[Haskell-cafe] instance Enum Double considered not entirely great?
Jake McArthur
jake.mcarthur at gmail.com
Fri Sep 23 02:05:17 CEST 2011
On Thu, Sep 22, 2011 at 7:02 PM, Richard O'Keefe <ok at cs.otago.ac.nz> wrote:
>
> On 21/09/2011, at 11:42 PM, Jake McArthur wrote:
>> With fixed point numbers, it makes sense to have an Enum instance.
>
> What is the use case?
I'm not quite sure how to answer this. I'm speaking in a fairly general sense.

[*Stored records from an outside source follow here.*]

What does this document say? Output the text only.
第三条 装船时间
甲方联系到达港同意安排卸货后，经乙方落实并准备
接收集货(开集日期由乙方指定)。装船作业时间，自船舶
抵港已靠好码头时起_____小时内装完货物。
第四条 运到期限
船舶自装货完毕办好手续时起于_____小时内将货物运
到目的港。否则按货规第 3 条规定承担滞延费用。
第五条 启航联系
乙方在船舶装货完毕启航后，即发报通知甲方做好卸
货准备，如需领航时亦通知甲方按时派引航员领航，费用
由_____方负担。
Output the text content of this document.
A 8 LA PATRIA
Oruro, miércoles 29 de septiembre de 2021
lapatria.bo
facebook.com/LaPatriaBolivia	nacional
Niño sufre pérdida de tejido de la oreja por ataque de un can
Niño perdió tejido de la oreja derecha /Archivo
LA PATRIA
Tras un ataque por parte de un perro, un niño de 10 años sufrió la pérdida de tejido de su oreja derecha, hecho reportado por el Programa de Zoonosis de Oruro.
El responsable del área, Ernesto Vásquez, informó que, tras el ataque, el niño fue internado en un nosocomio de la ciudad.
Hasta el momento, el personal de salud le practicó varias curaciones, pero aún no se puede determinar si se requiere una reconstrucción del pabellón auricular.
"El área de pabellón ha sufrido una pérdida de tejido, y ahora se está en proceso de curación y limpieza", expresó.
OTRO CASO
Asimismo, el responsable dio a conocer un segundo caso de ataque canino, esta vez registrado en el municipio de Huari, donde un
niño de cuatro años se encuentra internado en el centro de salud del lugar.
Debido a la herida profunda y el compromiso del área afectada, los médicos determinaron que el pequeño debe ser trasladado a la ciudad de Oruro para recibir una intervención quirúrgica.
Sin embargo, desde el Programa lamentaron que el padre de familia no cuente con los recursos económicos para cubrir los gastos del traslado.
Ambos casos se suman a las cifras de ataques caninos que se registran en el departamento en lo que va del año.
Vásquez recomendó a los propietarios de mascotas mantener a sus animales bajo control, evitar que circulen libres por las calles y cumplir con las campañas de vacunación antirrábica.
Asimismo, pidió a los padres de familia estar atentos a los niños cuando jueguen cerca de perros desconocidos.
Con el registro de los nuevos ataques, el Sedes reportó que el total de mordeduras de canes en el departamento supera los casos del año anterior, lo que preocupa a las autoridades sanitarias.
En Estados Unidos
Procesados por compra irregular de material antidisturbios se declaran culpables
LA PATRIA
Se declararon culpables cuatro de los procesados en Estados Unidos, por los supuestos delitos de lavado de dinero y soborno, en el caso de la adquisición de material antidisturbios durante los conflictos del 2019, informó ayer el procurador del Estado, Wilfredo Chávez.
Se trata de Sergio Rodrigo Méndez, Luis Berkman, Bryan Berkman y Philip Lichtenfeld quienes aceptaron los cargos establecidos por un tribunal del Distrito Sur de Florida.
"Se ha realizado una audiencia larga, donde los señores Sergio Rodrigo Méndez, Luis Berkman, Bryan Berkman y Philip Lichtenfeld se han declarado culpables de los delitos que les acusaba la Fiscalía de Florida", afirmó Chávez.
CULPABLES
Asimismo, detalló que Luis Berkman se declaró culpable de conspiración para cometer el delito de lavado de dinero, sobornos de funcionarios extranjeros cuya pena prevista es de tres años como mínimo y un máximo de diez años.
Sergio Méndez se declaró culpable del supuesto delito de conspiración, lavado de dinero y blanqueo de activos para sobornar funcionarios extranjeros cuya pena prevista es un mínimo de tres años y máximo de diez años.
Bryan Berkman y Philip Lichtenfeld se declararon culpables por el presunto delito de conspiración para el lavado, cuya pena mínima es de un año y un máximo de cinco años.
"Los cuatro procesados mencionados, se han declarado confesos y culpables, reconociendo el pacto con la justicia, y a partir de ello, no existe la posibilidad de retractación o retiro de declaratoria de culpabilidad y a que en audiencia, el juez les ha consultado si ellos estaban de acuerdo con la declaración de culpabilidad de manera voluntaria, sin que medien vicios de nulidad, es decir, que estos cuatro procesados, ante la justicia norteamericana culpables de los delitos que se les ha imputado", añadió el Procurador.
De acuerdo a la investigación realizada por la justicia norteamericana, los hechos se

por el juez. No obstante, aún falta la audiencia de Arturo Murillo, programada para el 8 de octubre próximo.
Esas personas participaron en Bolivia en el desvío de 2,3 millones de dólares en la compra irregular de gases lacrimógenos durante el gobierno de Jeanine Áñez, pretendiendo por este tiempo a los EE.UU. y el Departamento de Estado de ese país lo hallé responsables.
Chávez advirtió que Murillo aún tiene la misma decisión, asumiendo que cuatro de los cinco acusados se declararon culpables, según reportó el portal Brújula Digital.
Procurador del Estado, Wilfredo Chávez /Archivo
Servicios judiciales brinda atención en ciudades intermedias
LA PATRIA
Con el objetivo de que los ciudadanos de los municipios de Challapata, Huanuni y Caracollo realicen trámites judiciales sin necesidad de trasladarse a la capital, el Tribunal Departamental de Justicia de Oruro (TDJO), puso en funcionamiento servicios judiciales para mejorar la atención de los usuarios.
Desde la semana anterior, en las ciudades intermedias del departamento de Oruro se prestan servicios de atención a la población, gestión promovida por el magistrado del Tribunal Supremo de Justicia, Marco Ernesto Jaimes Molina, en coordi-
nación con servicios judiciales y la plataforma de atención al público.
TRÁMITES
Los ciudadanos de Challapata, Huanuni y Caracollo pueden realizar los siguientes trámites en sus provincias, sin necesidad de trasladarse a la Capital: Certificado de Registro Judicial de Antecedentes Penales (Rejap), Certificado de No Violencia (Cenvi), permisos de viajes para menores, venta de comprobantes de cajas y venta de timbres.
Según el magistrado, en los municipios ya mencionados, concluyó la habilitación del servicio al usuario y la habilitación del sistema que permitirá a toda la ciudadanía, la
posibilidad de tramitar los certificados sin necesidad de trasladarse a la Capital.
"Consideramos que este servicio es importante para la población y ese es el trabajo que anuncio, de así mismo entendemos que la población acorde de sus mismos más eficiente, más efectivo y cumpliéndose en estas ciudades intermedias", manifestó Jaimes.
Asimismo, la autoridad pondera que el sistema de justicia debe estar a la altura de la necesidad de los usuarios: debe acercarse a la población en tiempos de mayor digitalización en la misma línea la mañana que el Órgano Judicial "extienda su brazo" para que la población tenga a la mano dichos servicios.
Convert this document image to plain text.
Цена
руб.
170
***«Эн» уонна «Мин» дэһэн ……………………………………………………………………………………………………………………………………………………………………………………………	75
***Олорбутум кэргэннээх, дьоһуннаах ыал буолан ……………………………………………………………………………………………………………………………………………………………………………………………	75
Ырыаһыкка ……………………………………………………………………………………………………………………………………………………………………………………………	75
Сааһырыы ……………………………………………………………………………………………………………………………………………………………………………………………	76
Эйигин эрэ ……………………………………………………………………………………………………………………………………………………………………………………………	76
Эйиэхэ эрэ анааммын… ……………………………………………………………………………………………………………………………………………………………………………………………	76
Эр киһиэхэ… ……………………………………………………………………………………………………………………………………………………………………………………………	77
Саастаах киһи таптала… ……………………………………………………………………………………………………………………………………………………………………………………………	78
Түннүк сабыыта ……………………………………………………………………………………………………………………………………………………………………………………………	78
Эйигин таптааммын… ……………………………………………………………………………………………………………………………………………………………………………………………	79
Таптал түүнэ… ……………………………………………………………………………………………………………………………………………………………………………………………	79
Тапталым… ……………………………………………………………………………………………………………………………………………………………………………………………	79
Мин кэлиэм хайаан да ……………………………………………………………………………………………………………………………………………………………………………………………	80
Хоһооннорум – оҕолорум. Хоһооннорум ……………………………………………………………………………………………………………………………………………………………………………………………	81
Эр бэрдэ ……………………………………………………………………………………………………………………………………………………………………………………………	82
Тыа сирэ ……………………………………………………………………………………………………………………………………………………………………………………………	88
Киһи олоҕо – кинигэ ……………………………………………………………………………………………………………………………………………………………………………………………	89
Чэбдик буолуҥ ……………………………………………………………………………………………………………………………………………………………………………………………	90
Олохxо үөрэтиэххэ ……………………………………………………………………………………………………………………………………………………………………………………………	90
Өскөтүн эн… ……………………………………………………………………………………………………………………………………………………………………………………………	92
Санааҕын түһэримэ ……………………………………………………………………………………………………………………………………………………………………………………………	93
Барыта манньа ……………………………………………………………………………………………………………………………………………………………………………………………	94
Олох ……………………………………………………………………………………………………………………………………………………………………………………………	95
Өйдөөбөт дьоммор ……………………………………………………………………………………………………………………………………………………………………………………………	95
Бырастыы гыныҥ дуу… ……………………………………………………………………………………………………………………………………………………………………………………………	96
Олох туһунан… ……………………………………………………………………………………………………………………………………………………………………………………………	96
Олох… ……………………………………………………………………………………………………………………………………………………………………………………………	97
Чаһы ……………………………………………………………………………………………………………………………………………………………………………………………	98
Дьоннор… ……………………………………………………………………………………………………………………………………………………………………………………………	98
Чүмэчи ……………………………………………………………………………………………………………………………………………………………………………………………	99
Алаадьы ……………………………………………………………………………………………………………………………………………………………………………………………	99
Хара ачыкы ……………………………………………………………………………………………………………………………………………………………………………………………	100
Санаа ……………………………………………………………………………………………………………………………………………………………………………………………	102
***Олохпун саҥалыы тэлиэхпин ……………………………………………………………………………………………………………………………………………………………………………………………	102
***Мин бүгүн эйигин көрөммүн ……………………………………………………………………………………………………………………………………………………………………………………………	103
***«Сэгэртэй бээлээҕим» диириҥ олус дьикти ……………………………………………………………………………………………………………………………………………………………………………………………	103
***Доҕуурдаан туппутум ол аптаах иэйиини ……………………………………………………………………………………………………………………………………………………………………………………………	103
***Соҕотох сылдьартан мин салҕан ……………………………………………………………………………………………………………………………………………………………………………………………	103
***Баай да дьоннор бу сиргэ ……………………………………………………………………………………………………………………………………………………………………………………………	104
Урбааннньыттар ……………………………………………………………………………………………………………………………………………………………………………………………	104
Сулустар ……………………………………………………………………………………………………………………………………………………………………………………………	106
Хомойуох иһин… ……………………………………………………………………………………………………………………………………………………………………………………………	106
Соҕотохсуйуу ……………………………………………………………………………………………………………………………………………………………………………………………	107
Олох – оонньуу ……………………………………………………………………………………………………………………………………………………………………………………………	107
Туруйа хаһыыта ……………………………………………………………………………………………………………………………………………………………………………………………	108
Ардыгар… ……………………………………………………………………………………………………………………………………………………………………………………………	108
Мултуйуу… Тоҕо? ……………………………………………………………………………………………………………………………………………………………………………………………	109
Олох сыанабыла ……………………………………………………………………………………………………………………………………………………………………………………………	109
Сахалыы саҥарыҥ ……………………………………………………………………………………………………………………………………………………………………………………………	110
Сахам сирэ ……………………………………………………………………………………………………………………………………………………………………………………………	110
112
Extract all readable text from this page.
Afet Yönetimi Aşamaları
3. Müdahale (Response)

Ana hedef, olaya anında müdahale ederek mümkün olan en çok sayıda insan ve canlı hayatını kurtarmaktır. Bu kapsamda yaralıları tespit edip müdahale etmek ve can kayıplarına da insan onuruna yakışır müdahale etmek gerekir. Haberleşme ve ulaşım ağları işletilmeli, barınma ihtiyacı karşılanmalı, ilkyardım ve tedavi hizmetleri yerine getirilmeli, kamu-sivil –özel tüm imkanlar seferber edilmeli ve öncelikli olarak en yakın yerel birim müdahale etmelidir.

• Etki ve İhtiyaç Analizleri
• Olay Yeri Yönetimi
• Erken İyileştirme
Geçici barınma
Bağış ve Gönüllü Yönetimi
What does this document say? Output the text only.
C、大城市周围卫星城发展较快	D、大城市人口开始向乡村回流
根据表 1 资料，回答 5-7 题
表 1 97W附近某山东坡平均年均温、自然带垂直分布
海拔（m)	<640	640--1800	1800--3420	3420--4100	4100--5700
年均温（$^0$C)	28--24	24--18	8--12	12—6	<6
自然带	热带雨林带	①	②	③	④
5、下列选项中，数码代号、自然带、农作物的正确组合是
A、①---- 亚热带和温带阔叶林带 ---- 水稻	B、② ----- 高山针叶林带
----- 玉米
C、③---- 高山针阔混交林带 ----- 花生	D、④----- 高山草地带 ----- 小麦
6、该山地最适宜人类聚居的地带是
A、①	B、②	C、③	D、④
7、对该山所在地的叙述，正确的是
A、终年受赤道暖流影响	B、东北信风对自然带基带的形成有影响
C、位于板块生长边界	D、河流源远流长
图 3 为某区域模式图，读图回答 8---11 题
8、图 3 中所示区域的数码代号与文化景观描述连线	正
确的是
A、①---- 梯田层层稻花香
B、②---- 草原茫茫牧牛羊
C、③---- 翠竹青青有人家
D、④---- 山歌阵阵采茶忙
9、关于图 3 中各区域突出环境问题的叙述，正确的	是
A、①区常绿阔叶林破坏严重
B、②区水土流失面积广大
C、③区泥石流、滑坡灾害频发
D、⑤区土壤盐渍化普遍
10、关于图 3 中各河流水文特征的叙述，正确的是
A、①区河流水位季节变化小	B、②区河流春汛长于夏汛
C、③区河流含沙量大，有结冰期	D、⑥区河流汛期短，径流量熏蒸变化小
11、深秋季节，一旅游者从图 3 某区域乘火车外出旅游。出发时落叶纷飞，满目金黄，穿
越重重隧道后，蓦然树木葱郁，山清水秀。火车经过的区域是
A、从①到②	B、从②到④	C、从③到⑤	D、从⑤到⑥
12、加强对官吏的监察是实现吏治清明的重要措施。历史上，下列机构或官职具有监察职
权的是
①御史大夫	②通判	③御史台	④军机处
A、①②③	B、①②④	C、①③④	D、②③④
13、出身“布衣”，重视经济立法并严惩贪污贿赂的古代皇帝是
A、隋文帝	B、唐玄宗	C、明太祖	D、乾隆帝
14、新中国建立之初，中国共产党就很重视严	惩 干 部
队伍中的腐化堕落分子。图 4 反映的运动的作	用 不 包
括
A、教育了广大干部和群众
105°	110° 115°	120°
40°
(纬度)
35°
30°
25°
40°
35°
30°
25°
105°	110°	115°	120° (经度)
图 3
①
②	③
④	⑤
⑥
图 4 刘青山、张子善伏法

> But that does not mean you want to pretend they are integers,
> and having an Enum instance is basically about pretending to be
> integers.
Even if you are trying to fit your explanation of Enum to the existing
behavior, I disagree because ([0.0, 0.1 .. 1.0] :: Double) is
inconsistent with that explanation. I think the only reasonable
characterization of Enum's current behavior is that it provides some
way to take same-sized steps through a range of values, and that's
about all it promises.
> There are at least two defensible understandings of what a fixed point
> number means. One is appropriate for finance, which is that the numbers
> are exact rational numbers of the form m/b^n for integer m, n and
> integer b > 1. [...]
>
> The other understanding is appropriate for engineering (think of ADCs and
> DACs) and is that the numbers are approximate. That seems to be what you
> have in mind.
I have both in mind, although it's actually the former style of fixed
point arithmetic that I'm more interested in (and I disagree that
there is such a distinction between finance and engineering...
precision is very important in engineering). The former is not as
difficult as you have characterized it, and my fixed-point package
provides an interface similar to (although still different from) what
you described. Care is taken to make the precision clear in the types
and documentation. There isn't currently much choice for rounding
methods for division, but this is something I intend to correct in the
future. Evan also pointed out some bugs and other lacking
functionality which I intend to address this weekend. Fixed point
arithmetic is really only useful as an approximation when you have a
statically bounded range of values to work in; otherwise, you might as
well just use floating point arithmetic anyway.
> Let's face it, Enum badly needs some revision. [...]
Agreed.
> As things c
I think your email got cut off here.